I could still see the flames in the spaces between my fingers. I counted eight.
“Are you all right?” asked Miriam.
“I’m a menorah,” I said.
She laughed. I laughed too. Then I was more okay. I hadn’t turned to cinders. I felt safer.
At the banquette next to us, I saw the set designers eating from big plates of noodles, talking animatedly. I felt a swell of tenderness for them. I liked their talking. I liked their noodles. At the table of Chassidic men, one man stood up to give a toast. Everybody clinked their glasses with their spoons. I also liked the men. I could hear music playing on a speaker overhead. The music sounded beautiful to me. I wondered if it was Beethoven or Mozart or something. I laughed when I realized it was an instrumental pan flute version of Santana’s “Smooth.”
The toasting man called out, “L’Chaim!” The table of men chanted, “L’Chaim!” The gold dragon blew another round of smoke. The pan flute swelled.
“Hey,” said Miriam. “Did you have enough?”
I considered her question for a moment.
Then I said, “Yes. I did.”
CHAPTER 26
As we walked down the street from the Golden Dragon to the movie theater, Miriam cracked open her fortune cookie. It was dark out now, but the sidewalk was lit up with streetlamps.
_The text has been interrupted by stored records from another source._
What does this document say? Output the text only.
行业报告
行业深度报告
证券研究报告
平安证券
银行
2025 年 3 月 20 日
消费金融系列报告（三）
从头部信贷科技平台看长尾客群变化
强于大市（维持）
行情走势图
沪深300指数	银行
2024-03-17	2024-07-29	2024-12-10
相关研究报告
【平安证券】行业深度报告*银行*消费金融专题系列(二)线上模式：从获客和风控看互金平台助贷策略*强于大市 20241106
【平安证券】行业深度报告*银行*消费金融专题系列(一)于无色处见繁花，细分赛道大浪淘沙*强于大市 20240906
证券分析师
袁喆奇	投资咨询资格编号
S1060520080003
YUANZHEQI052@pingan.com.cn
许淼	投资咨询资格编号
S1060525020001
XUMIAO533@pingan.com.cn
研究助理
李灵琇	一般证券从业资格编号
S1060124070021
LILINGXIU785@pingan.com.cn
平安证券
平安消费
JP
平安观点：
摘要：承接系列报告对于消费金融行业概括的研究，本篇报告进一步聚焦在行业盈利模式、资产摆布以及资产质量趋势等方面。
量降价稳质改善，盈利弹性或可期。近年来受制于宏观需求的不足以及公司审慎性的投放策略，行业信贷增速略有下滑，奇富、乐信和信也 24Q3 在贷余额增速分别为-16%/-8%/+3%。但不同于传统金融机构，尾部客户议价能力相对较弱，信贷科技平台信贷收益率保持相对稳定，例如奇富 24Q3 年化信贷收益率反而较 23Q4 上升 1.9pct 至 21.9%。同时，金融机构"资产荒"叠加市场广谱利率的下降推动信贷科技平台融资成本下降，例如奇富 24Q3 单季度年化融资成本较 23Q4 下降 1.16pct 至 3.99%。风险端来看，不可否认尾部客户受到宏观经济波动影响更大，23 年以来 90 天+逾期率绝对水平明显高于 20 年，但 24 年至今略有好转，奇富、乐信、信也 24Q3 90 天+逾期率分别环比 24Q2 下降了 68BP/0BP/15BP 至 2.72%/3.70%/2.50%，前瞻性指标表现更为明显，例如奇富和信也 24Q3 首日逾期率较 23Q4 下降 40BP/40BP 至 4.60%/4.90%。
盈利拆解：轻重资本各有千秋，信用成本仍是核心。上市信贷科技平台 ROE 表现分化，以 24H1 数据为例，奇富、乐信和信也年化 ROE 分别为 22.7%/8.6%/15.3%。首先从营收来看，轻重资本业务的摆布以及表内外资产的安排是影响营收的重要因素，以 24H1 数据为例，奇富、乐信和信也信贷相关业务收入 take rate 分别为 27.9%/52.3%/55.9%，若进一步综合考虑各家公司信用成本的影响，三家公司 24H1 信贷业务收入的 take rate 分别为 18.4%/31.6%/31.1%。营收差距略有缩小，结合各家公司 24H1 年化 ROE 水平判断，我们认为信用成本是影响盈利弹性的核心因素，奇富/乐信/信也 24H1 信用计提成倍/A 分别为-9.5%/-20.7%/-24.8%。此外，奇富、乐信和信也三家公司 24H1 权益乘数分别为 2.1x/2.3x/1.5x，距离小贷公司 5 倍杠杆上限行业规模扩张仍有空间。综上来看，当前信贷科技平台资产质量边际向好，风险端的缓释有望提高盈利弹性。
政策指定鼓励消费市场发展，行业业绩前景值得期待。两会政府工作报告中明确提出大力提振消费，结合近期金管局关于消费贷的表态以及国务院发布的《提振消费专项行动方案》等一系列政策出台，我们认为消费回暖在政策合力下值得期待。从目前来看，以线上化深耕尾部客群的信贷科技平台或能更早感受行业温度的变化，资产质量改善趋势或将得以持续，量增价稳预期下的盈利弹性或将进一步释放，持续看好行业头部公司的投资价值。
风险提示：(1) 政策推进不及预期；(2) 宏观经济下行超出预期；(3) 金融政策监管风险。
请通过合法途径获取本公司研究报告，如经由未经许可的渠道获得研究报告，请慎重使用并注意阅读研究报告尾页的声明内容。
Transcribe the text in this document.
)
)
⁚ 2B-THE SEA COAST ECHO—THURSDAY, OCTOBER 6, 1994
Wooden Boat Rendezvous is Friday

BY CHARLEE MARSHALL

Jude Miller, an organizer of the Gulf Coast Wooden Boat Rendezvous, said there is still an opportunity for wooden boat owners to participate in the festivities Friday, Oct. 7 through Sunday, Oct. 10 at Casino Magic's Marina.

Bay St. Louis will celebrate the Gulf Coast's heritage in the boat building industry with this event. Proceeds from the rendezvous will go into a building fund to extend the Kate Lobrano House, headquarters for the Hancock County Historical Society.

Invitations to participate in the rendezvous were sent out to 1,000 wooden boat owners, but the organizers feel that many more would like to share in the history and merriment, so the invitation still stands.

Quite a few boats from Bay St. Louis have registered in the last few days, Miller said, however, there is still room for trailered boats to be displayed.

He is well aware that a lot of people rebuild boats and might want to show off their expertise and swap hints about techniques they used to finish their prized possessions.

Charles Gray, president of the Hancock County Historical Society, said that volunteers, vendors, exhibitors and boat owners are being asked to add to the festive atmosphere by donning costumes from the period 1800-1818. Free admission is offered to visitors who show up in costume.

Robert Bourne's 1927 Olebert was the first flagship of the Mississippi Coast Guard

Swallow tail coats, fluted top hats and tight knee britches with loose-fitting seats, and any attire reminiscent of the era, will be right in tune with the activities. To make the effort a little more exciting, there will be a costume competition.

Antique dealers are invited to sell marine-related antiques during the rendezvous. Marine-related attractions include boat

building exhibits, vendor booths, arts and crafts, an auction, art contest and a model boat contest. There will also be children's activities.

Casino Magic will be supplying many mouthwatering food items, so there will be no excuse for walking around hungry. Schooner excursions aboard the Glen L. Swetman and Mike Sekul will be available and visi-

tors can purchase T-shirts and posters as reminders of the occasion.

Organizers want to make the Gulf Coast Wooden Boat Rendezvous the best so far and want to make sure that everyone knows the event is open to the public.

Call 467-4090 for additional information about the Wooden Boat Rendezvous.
“ ‘You know how to handle all situations,’ ” she said, reading hers aloud.
“Is that true?” I asked.
“Don’t doubt it,” she said, crunching down on the cookie, creating a downpour of crumbs on her breasts. “The cookie doesn’t lie.”
“Anyone who’s seen you in action when Yo!Good gets crowded would never contest that.”
“Oh, I’ve had far more intense jobs than Yo!Good,” she said.
“Yeah?”
“Camp counselor. Five summers.”
“Overnight?”
“Day camp. Camp Shimshon in Beverly Grove. Youngest bunk. Arts and crafts, basketball. I’m great on defense.”
There were creases in her dress from where her stomach folded over when we were sitting down at the restaurant. As we walked, some of the fortune cookie crumbs floated down from her breasts and landed in the creases. I tried to picture her playing basketball.
“Parachute games, swimming,” she continued. “Twice I had to save those little runts from drowning.”
“Wow!”
“Yeah. Open your cookie,” she said.
I obliged, cracking open the cookie and reading my fortune out loud.
“ ‘Road work ahead. Expect delays,’ ” I read. “Great, of course I get the one about traffic.”
“Oy.”
“It’s really the perfect LA fortune, when you think about it. Avoid the 405 and have a nice life! That’s my fortune.”
She laughed.
“Steer clear of the 10 East between five and eight p.m.”
I put the two pieces of the cookie together and began making them talk, as though they were a bird’s beak, opening and closing.
“You think you can just glide down Santa Monica on a Thursday morning?” asked the bird. “Ain’t happening. And don’t even think about taking Wilshire. Enjoy your future.”
She laughed harder.
“Stop,” she said, sniffling and wiping her face. “Do I have lipstick all over me?”
“No,” I said, eating my cookie. “You licked it all off at dinner.”
“Oh,” she said. “I want to redo it.”
We stopped under the awning of a furniture store, closed but lit from the inside with one glowing light. She pulled the lipstick out of her purse, a small turquoise leather Coach bag, something an old lady might own.
“Can you put it on me again?” she asked. “I’m terrible.”
“Sure,” I said.
I moved closer to her in the yellow light. I was so near to her that I could smell the soy sauce and garlic and sweet liquor on her breath. She stifled a burp, and we both giggled. I wanted to say, It’s okay, don’t be embarrassed, let it out, I like you, the air inside you, all of you. Instead, I said nothing in that yellow light.
There was an awning above us, a palm tree hanging over the awning, as though it were some kind of double chuppa, the California god issuing its blessings, the California god saying, Yes, my daughters. I thought about kissing her, right there on the street, licking the bow of her upper lip, sucking on her underlip, that word echoing in my mind, daughters daughters daughters daughters. Instead, I did her lipstick. I did it quickly, then stepped away, out of the light, and said, “There.”
CHAPTER 27
“Twizzlers are kosher,” Miriam said as we stood in line to buy our candy at the movie theater. “M&M’s too, though they’re dairy, so technically I should wait an hour after dinner to eat them, because we had meat, but I won’t.”
“I’m sure god will forgive you. God loves M&M’s.”